When the Persian Emperor Sapor plundered the lands of Byzantium, he enslaved one-hundred twenty Christians. Since his attempts to persuade them to deny Christ and worship fire proved to be in vain, the emperor tossed them into the fire and burned them alive. Among those martyrs were nine virgins dedicated to God. They all suffered honorably between the years 344 and 347 A.D., and took up habitation in the mansions of Christ the King.



Euthychius witnessed Christ to the Emperor:

"Christ," said he, "a weakened body He had,

A body susceptible to hunger and pain,

Similar to, but not the same as, the body on the Throne.

The air of a servant, on earth, the King of Glory bore,

But the glorified flesh, into heaven He riased.

Where would the tears be in an illusory body?

Where the bloody sweat, O Emperor--on an illusory brow?

'I am hungry! I am thirsty!' spoke the Truth [Christ].

Why do you make the Son of God a liar?

When His hunger He witnesses to the world,

You say to Him: 'You are satiated!' Do you speak that to His face?

When thirsty, He cries out while on the Cross hanging,

And to Him you respond: 'Thirsty You are not, You are not!'

O great Emperor, impurity do not speak.

Behind your words the demon himself hides.

In vain do you build churches, when you destroy the Faith;

And vain are your votive offerings, when their flames you extinguish.

Christ's sufferings, than all other sufferings, are greater.

The whole of history revolves around the Cross.

For that, the Cross is honorable, capable of healing and awesome,

Because it [the Cross of Christ] is the source of pain, brimming over and abundant.
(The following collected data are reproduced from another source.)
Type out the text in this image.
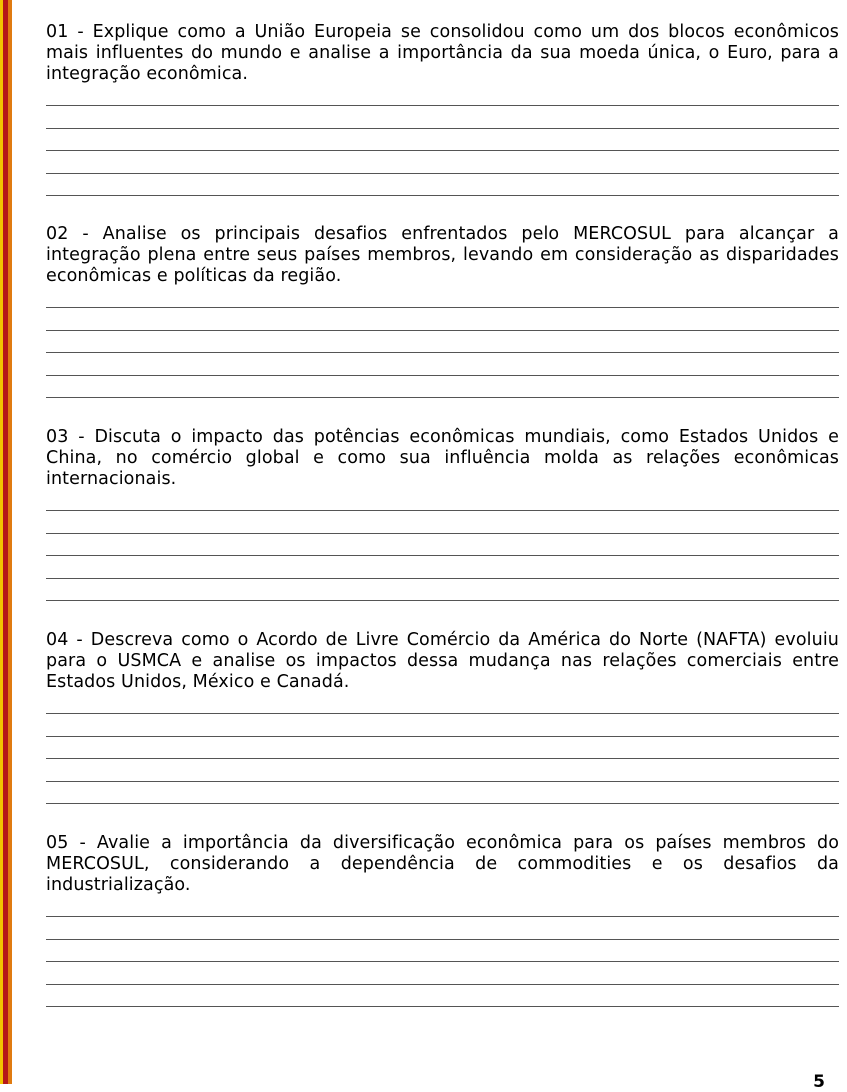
01 - Explique como a União Europeia se consolidou como um dos blocos econômicos mais influentes do mundo e analise a importância da sua moeda única, o Euro, para a integração econômica.

02 - Analise os principais desafios enfrentados pelo MERCOSUL para alcançar a integração plena entre seus países membros, levando em consideração as disparidades econômicas e políticas da região.

03 - Discuta o impacto das potências econômicas mundiais, como Estados Unidos e China, no comércio global e como sua influência molda as relações econômicas internacionais.

04 - Descreva como o Acordo de Livre Comércio da América do Norte (NAFTA) evoluiu para o USMCA e analise os impactos dessa mudança nas relações comerciais entre Estados Unidos, México e Canadá.

05 - Avalie a importância da diversificação econômica para os países membros do MERCOSUL, considerando a dependência de commodities e os desafios da industrialização.

5
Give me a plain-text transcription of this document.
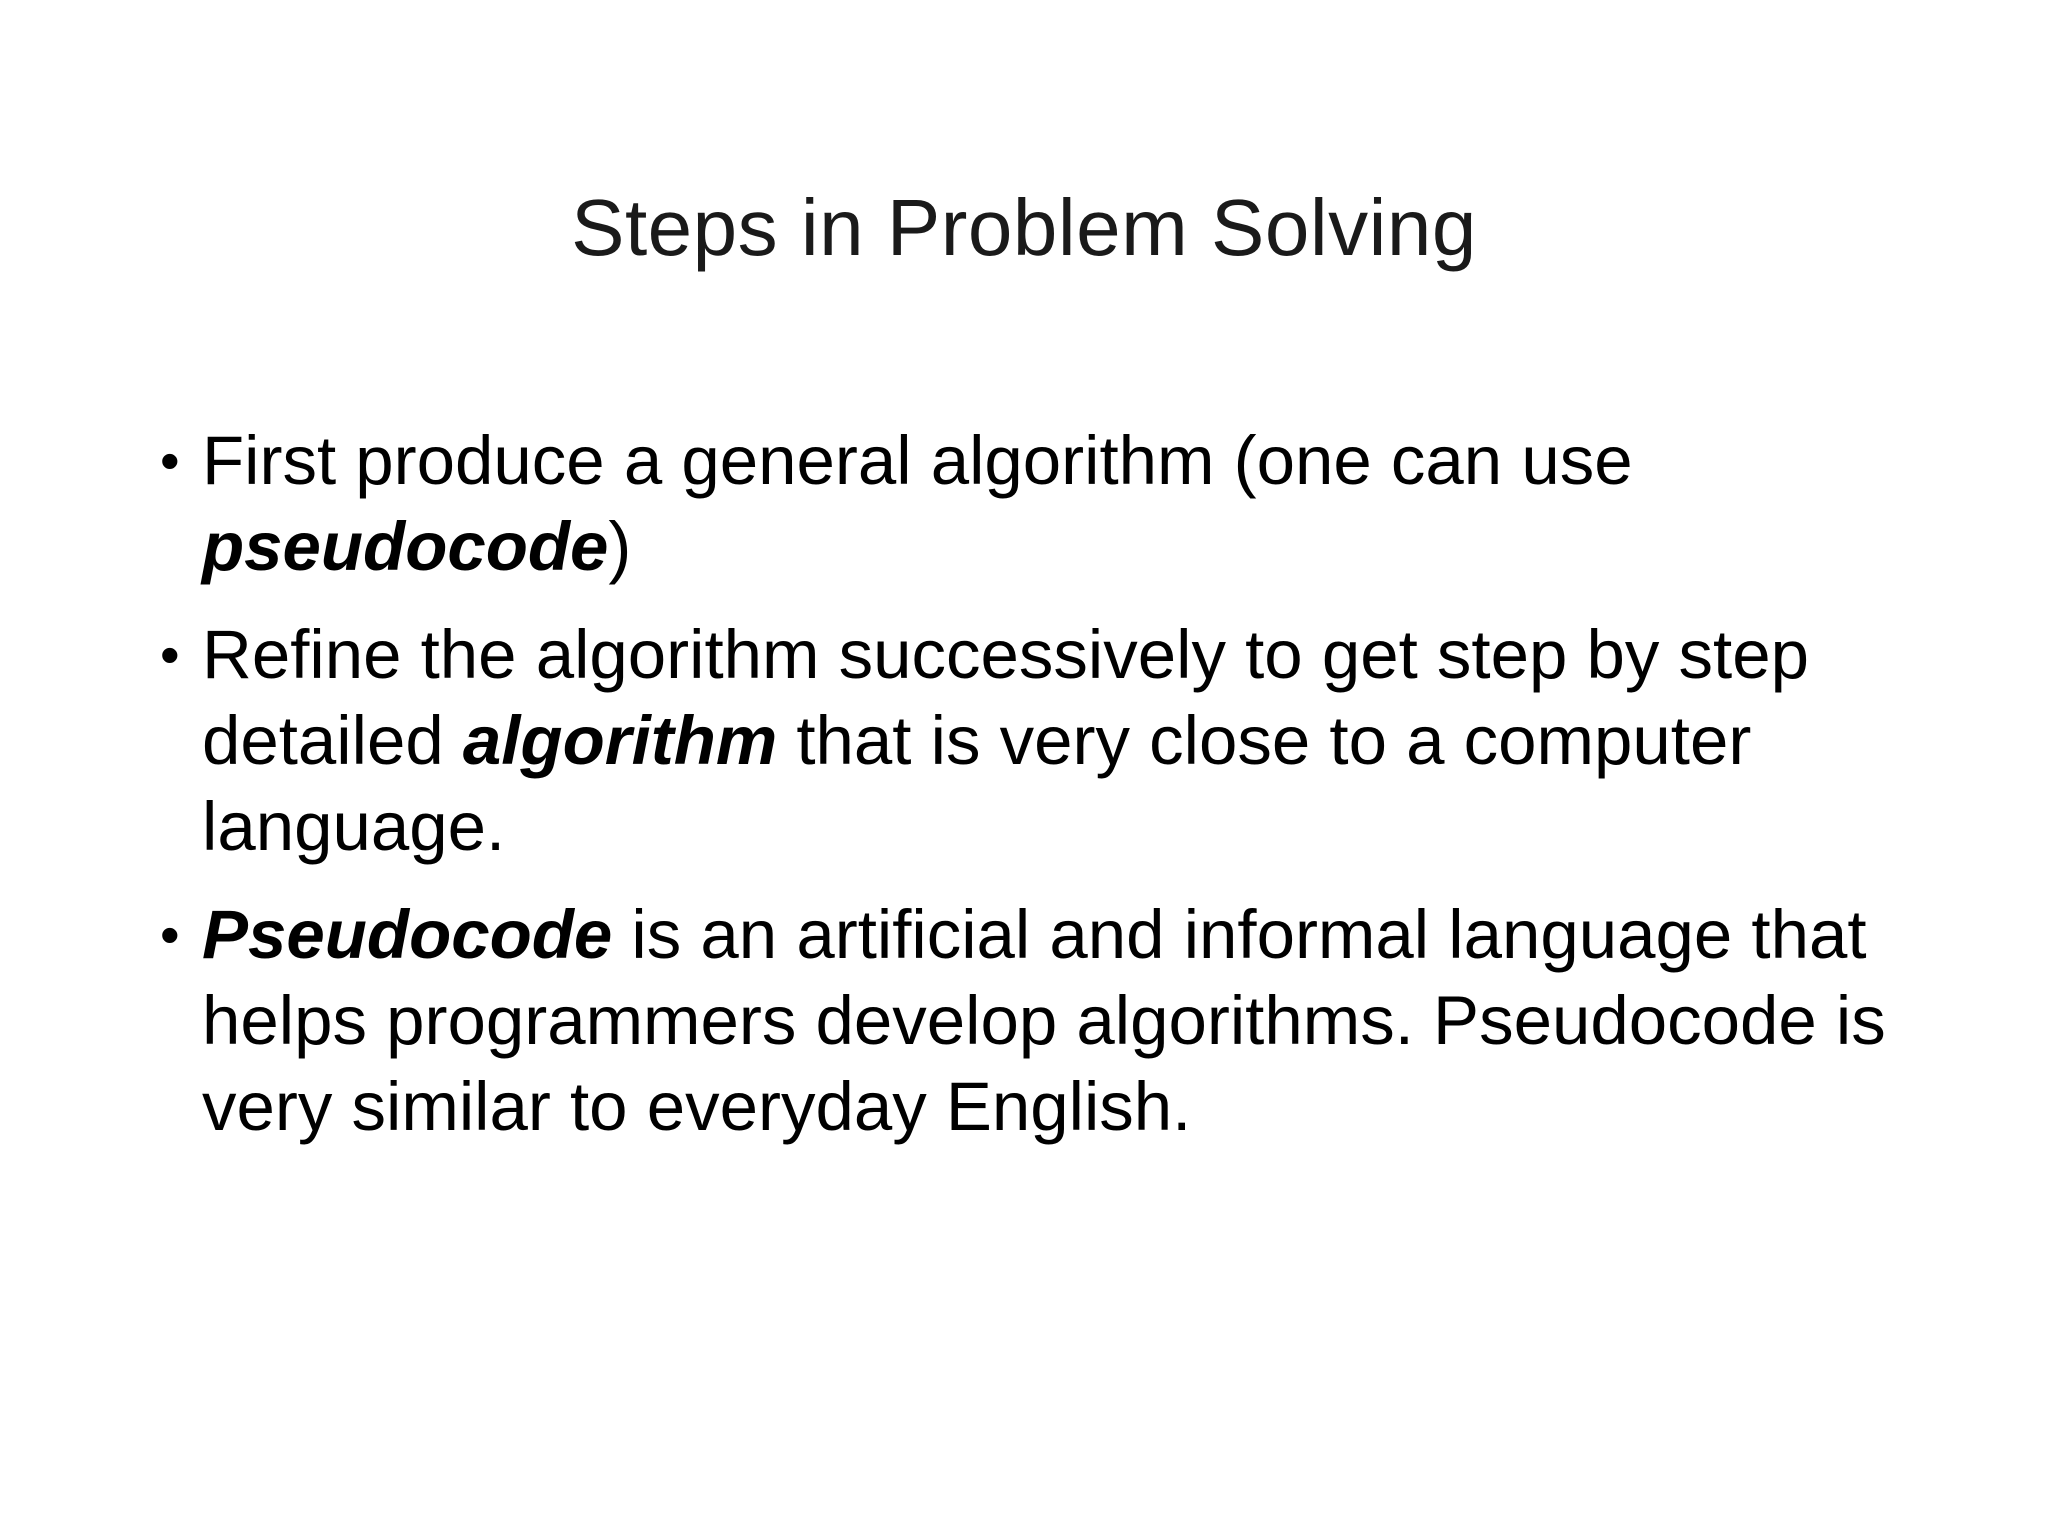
Steps in Problem Solving
• First produce a general algorithm (one can use pseudocode)
• Refine the algorithm successively to get step by step detailed algorithm that is very close to a computer language.
• Pseudocode is an artificial and informal language that helps programmers develop algorithms. Pseudocode is very similar to everyday English.
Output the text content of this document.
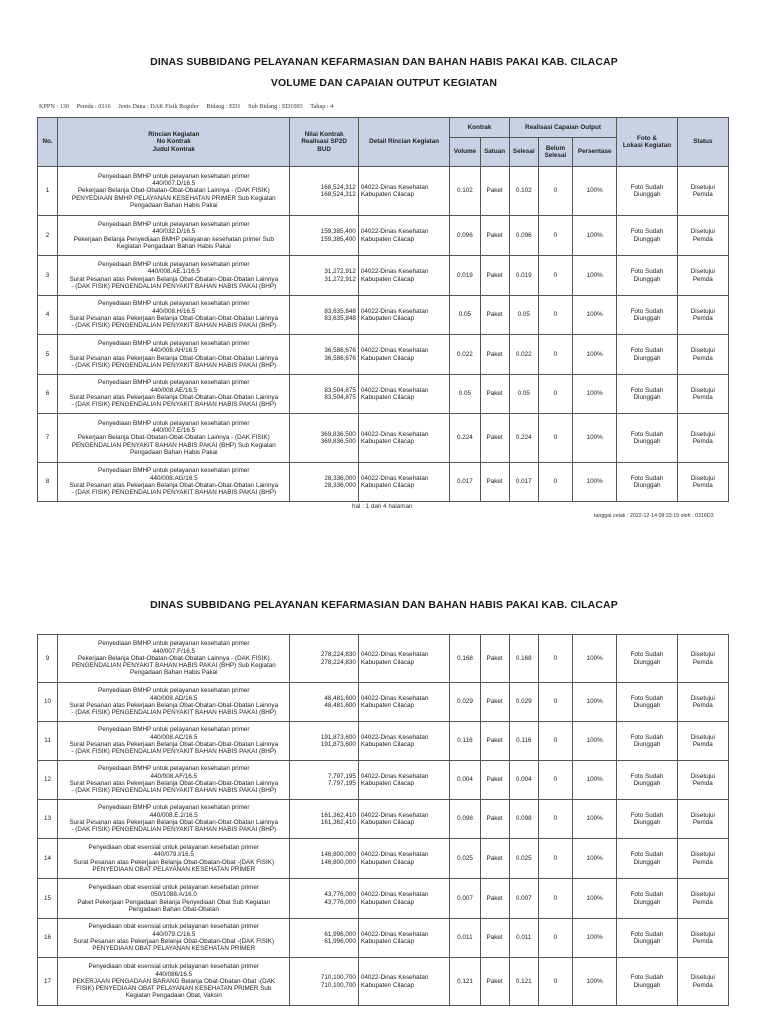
DINAS SUBBIDANG PELAYANAN KEFARMASIAN DAN BAHAN HABIS PAKAI KAB. CILACAP
VOLUME DAN CAPAIAN OUTPUT KEGIATAN
KPPN : 130     Pemda : 0316     Jenis Dana : DAK Fisik Reguler     Bidang : ED1     Sub Bidang : ED1003     Tahap : 4
No.	Rincian Kegiatan
No Kontrak
Judul Kontrak	Nilai Kontrak
Realisasi SP2D
BUD	Detail Rincian Kegiatan	Kontrak		Realisasi Capaian Output			Foto &
Lokasi Kegiatan	Status
				Volume	Satuan	Selesai	Belum
Selesai	Persentase		

1	Penyediaan BMHP untuk pelayanan kesehatan primer
440/007.D/16.5
Pekerjaan Belanja Obat-Obatan-Obat-Obatan Lainnya - (DAK FISIK)
PENYEDIAAN BMHP PELAYANAN KESEHATAN PRIMER Sub Kegiatan
Pengadaan Bahan Habis Pakai	168,524,312
168,524,312	04022-Dinas Kesehatan
Kabupaten Cilacap	0.102	Paket	0.102	0	100%	Foto Sudah
Diunggah	Disetujui
Pemda

2	Penyediaan BMHP untuk pelayanan kesehatan primer
440/032.D/16.5
Pekerjaan Belanja Penyediaan BMHP pelayanan kesehatan primer Sub
Kegiatan Pengadaan Bahan Habis Pakai	159,385,400
159,385,400	04022-Dinas Kesehatan
Kabupaten Cilacap	0.096	Paket	0.096	0	100%	Foto Sudah
Diunggah	Disetujui
Pemda

3	Penyediaan BMHP untuk pelayanan kesehatan primer
440/008.AE.1/16.5
Surat Pesanan atas Pekerjaan Belanja Obat-Obatan-Obat-Obatan Lainnya
- (DAK FISIK) PENGENDALIAN PENYAKIT BAHAN HABIS PAKAI (BHP)	31,272,912
31,272,912	04022-Dinas Kesehatan
Kabupaten Cilacap	0.019	Paket	0.019	0	100%	Foto Sudah
Diunggah	Disetujui
Pemda

4	Penyediaan BMHP untuk pelayanan kesehatan primer
440/008.H/16.5
Surat Pesanan atas Pekerjaan Belanja Obat-Obatan-Obat-Obatan Lainnya
- (DAK FISIK) PENGENDALIAN PENYAKIT BAHAN HABIS PAKAI (BHP)	83,635,848
83,635,848	04022-Dinas Kesehatan
Kabupaten Cilacap	0.05	Paket	0.05	0	100%	Foto Sudah
Diunggah	Disetujui
Pemda

5	Penyediaan BMHP untuk pelayanan kesehatan primer
440/008.AH/16.5
Surat Pesanan atas Pekerjaan Belanja Obat-Obatan-Obat-Obatan Lainnya
- (DAK FISIK) PENGENDALIAN PENYAKIT BAHAN HABIS PAKAI (BHP)	36,586,676
36,586,676	04022-Dinas Kesehatan
Kabupaten Cilacap	0.022	Paket	0.022	0	100%	Foto Sudah
Diunggah	Disetujui
Pemda

6	Penyediaan BMHP untuk pelayanan kesehatan primer
440/008.AE/16.5
Surat Pesanan atas Pekerjaan Belanja Obat-Obatan-Obat-Obatan Lainnya
- (DAK FISIK) PENGENDALIAN PENYAKIT BAHAN HABIS PAKAI (BHP)	83,504,875
83,504,875	04022-Dinas Kesehatan
Kabupaten Cilacap	0.05	Paket	0.05	0	100%	Foto Sudah
Diunggah	Disetujui
Pemda

7	Penyediaan BMHP untuk pelayanan kesehatan primer
440/007.E/16.5
Pekerjaan Belanja Obat-Obatan-Obat-Obatan Lainnya - (DAK FISIK)
PENGENDALIAN PENYAKIT BAHAN HABIS PAKAI (BHP) Sub Kegiatan
Pengadaan Bahan Habis Pakai	369,836,500
369,836,500	04022-Dinas Kesehatan
Kabupaten Cilacap	0.224	Paket	0.224	0	100%	Foto Sudah
Diunggah	Disetujui
Pemda

8	Penyediaan BMHP untuk pelayanan kesehatan primer
440/008.AG/16.5
Surat Pesanan atas Pekerjaan Belanja Obat-Obatan-Obat-Obatan Lainnya
- (DAK FISIK) PENGENDALIAN PENYAKIT BAHAN HABIS PAKAI (BHP)	28,336,000
28,336,000	04022-Dinas Kesehatan
Kabupaten Cilacap	0.017	Paket	0.017	0	100%	Foto Sudah
Diunggah	Disetujui
Pemda
hal : 1 dari 4 halaman
tanggal cetak : 2022-12-14 09:23:19 oleh : 0316D3
DINAS SUBBIDANG PELAYANAN KEFARMASIAN DAN BAHAN HABIS PAKAI KAB. CILACAP
9	Penyediaan BMHP untuk pelayanan kesehatan primer
440/007.F/16.5
Pekerjaan Belanja Obat-Obatan-Obat-Obatan Lainnya - (DAK FISIK)
PENGENDALIAN PENYAKIT BAHAN HABIS PAKAI (BHP) Sub Kegiatan
Pengadaan Bahan Habis Pakai	278,224,830
278,224,830	04022-Dinas Kesehatan
Kabupaten Cilacap	0.168	Paket	0.168	0	100%	Foto Sudah
Diunggah	Disetujui
Pemda

10	Penyediaan BMHP untuk pelayanan kesehatan primer
440/008.AD/16.5
Surat Pesanan atas Pekerjaan Belanja Obat-Obatan-Obat-Obatan Lainnya
- (DAK FISIK) PENGENDALIAN PENYAKIT BAHAN HABIS PAKAI (BHP)	48,481,600
48,481,600	04022-Dinas Kesehatan
Kabupaten Cilacap	0.029	Paket	0.029	0	100%	Foto Sudah
Diunggah	Disetujui
Pemda

11	Penyediaan BMHP untuk pelayanan kesehatan primer
440/008.AC/16.5
Surat Pesanan atas Pekerjaan Belanja Obat-Obatan-Obat-Obatan Lainnya
- (DAK FISIK) PENGENDALIAN PENYAKIT BAHAN HABIS PAKAI (BHP)	191,873,600
191,873,600	04022-Dinas Kesehatan
Kabupaten Cilacap	0.116	Paket	0.116	0	100%	Foto Sudah
Diunggah	Disetujui
Pemda

12	Penyediaan BMHP untuk pelayanan kesehatan primer
440/008.AF/16.5
Surat Pesanan atas Pekerjaan Belanja Obat-Obatan-Obat-Obatan Lainnya
- (DAK FISIK) PENGENDALIAN PENYAKIT BAHAN HABIS PAKAI (BHP)	7,797,195
7,797,195	04022-Dinas Kesehatan
Kabupaten Cilacap	0.004	Paket	0.004	0	100%	Foto Sudah
Diunggah	Disetujui
Pemda

13	Penyediaan BMHP untuk pelayanan kesehatan primer
440/008.E.2/16.5
Surat Pesanan atas Pekerjaan Belanja Obat-Obatan-Obat-Obatan Lainnya
- (DAK FISIK) PENGENDALIAN PENYAKIT BAHAN HABIS PAKAI (BHP)	161,362,410
161,362,410	04022-Dinas Kesehatan
Kabupaten Cilacap	0.098	Paket	0.098	0	100%	Foto Sudah
Diunggah	Disetujui
Pemda

14	Penyediaan obat esensial untuk pelayanan kesehatan primer
440/079.I/16.5
Surat Pesanan atas Pekerjaan Belanja Obat-Obatan-Obat -(DAK FISIK)
PENYEDIAAN OBAT PELAYANAN KESEHATAN PRIMER	146,800,000
146,800,000	04022-Dinas Kesehatan
Kabupaten Cilacap	0.025	Paket	0.025	0	100%	Foto Sudah
Diunggah	Disetujui
Pemda

15	Penyediaan obat esensial untuk pelayanan kesehatan primer
050/1088.A/16.0
Paket Pekerjaan Pengadaan Belanja Penyediaan Obat Sub Kegiatan
Pengadaan Bahan Obat-Obatan	43,776,000
43,776,000	04022-Dinas Kesehatan
Kabupaten Cilacap	0.007	Paket	0.007	0	100%	Foto Sudah
Diunggah	Disetujui
Pemda

16	Penyediaan obat esensial untuk pelayanan kesehatan primer
440/079.C/16.5
Surat Pesanan atas Pekerjaan Belanja Obat-Obatan-Obat -(DAK FISIK)
PENYEDIAAN OBAT PELAYANAN KESEHATAN PRIMER	61,996,000
61,996,000	04022-Dinas Kesehatan
Kabupaten Cilacap	0.011	Paket	0.011	0	100%	Foto Sudah
Diunggah	Disetujui
Pemda

17	Penyediaan obat esensial untuk pelayanan kesehatan primer
440/086/16.5
PEKERJAAN PENGADAAN BARANG Belanja Obat-Obatan-Obat -(DAK
FISIK) PENYEDIAAN OBAT PELAYANAN KESEHATAN PRIMER Sub
Kegiatan Pengadaan Obat, Vaksin	710,100,700
710,100,700	04022-Dinas Kesehatan
Kabupaten Cilacap	0.121	Paket	0.121	0	100%	Foto Sudah
Diunggah	Disetujui
Pemda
On the Cross is Christ--a man nailed,

Blood, sweat and moaning--and not a dream that is dreamed."


It is said about an ancient orator that he labored day and night to perfect himself in the art of oratory. Someone said to him: "Demosthenes does not want you to be the chief orator." To which he immediately retorted: "Neither will I allow him to be the only one." If you cannot be a first-class saint like St. Anthony, do not shrug your shoulders and say: "Nothing can come of me!" Increase your efforts and double your talent. In my Father's house, there are many dwelling places, said the Lord (St. John 14:2). If you merit to settle in the least of these dwelling places, you will be more glorious and more fortunate than all of the rulers who have ever existed on earth. To each according to his own talent. Neither will you be a St. Anthony, nor will St. Anthony, alone, occupy the Kingdom of God.


To contemplate the Resurrection of the Lord Jesus:

1. How the stone on the tomb did not split, neither was the seal on it broken;

2. How the All-powerful and meek Lord did not damage the tomb during His Resurrection, as the Virgin's womb was not harmed at the time of His birth.


About the victory over the last enemy

"The last enemy to be destroyed is death" (1 Corinthians 15:26).

Man's first enemy is the devil, the second is sin and the third is death. The Lord Jesus conquered all three of these enemies of the human race. By His humiliation, He conquered the proud devil; by His death He conquered sin; and by His Resurrection He conquered death. In conquering all of our enemies, He invites us to be partakers in His glorious victory. It is not that we ourselves conquer, but that we are joined to the Victor. Only His power conquers, only His weapons vanquish. We are without power and weapons, but our enemies are frightful. With Him and alongside Him, we conquer those mightier than ourselves. What is the price that He offers to us for His victory? A meager price, my brethren; for a very paltry price He offers us the most precious victory. To humble ourselves and to submit ourselves to the will of God--that is the price He seeks in order to conquer the devil for us. To die unto ourselves, to die to fleshly desires and passions--that is the price which He seeks in order to conquer sin for us. To live for Him and not for ourselves, to receive Him into our hearts--that is the price He seeks in order to conquer death for us. He conquered all the enemies openly and completely, but this is the price for which He offers His victory to each of us. The Apostle Paul says: But thanks be to God, Who gives us the victory through our Lord Jesus Christ (1 Corinthians 15:57).

O resurrected Lord, enlighten, strengthen and heal us by Your victory.

We who are grateful raise up to Thee glory and praise forever. Amen.